Our goal is to strengthen popular mobilization and converge on unified agendas: socio-environmental, anti-patriarchal, anti-capitalist, anti-colonialist, anti-racist, and rights-based, while respecting their diversities and specificities, united by a future of well-being. In the current context, more than ever, we need to advance in collective spaces that defend democracy and international solidarity, confront the far right, fascism, fundamentalisms, wars, the financialization of nature, and the climate crisis.

Extreme weather, droughts, floods, landslides, and false climate solutions serve as instruments for deepening inequality and environmental and climate injustices, particularly in territories, and cruelly impact those who have contributed the least to the climate, ecological, and civilizational crisis.

The inadequacy of measures to address these crises is alarming. Countries and decision-makers have been negligent or have presented ineffective solutions, putting the 1.5º target of the Paris Agreement at risk. Investments that fuel climate change have increased in recent years, and policies protecting indigenous peoples and traditional populations have been dismantled, with their leaders threatened and murdered.

Real solutions are urgent, and civil society worldwide must be at the forefront in all spaces of debate on this agenda.
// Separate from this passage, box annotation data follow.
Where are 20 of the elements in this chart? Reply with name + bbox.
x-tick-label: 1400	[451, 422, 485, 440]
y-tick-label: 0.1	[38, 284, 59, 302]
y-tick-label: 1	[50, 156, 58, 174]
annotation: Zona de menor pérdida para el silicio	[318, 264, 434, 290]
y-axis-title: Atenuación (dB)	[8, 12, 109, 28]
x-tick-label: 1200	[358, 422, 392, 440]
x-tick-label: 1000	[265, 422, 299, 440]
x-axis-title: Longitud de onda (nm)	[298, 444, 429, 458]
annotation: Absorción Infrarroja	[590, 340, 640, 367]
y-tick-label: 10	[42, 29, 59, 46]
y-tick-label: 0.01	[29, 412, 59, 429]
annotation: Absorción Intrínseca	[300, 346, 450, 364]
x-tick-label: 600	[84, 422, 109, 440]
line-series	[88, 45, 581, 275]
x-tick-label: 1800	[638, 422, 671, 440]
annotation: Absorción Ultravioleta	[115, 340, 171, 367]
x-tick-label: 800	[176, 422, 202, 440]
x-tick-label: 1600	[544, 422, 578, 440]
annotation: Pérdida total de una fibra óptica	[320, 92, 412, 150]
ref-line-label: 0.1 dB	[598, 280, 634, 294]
COP 30 needs to represent a turning point in this scenario and address the necessary actions to tackle the climate crisis.

It is necessary to review the current economic model and eliminate the production and burning of fossil fuels, responsible for over ⅔ of emissions causing global warming, as well as implement policies for zero deforestation. International agreements for a just energy transition are urgent, starting with the wealthiest, in addition to holding accountable the impacts caused by transnational corporations of agribusiness, mining, the energy sector, real estate, and infrastructure, which currently  threaten  local populations.

It is urgent to intensify the fight against organized crime, paramilitary groups, and carbon traders, which are increasingly establishing themselves in various territories, to combat threats and provide protection and rights guarantees to environmental and human rights defenders, with attention to the ratification of the Escazú Agreement and other crucial agreements, is essential.

A just, popular, and inclusive transition is fundamental; the right to land and territory through urban, agrarian, and land reform; the demarcation, titling, and regularization of indigenous, quilombola, fishing, and traditional territories; the establishment of food systems with a focus on food sovereignty, promoting agroecology, valuing family, peasant, and artisanal fishing production, as well as indigenous, solidarity, and feminist economies; the recognition of nature as a subject of rights; the protection of oceanic areas, rare land, and coastal zones; the protection of biodiversity; the generation of decent work, employment, and income, and care policies; the consolidation of the right to the city with urban policies as environmental policies; the implementation of specific policies for climate-affected people; access to potable water and basic sanitation; climate prevention and adaptation, especially in urban peripheries and indigenous and traditional territories; the eradication of environmental and structural racism, and violence against women and girls, different cultures and worldviews; promotion of free communication and cultural diversity; policies for  Black youth alive; and measures for reparations and democratization of fair climate financing, outside of the carbon market and debt, with the structuring of funds and governance by communities.

We demand that the Brazilian government take a leadership role in the socio-environmental agenda by adopting these policies, which are essential for advancing climate justice from the Global South.

However, none of this will happen without broad pressure and effective participation of civil society. We call upon organizations, networks, collectives, and social movements from various sectors to build the People’s Summit towards COP 30, capable of mobilizing public opinion, strengthening participatory and popular democracy, denouncing and blocking setbacks, as well as pressuring decision-makers in Brazil and around the world.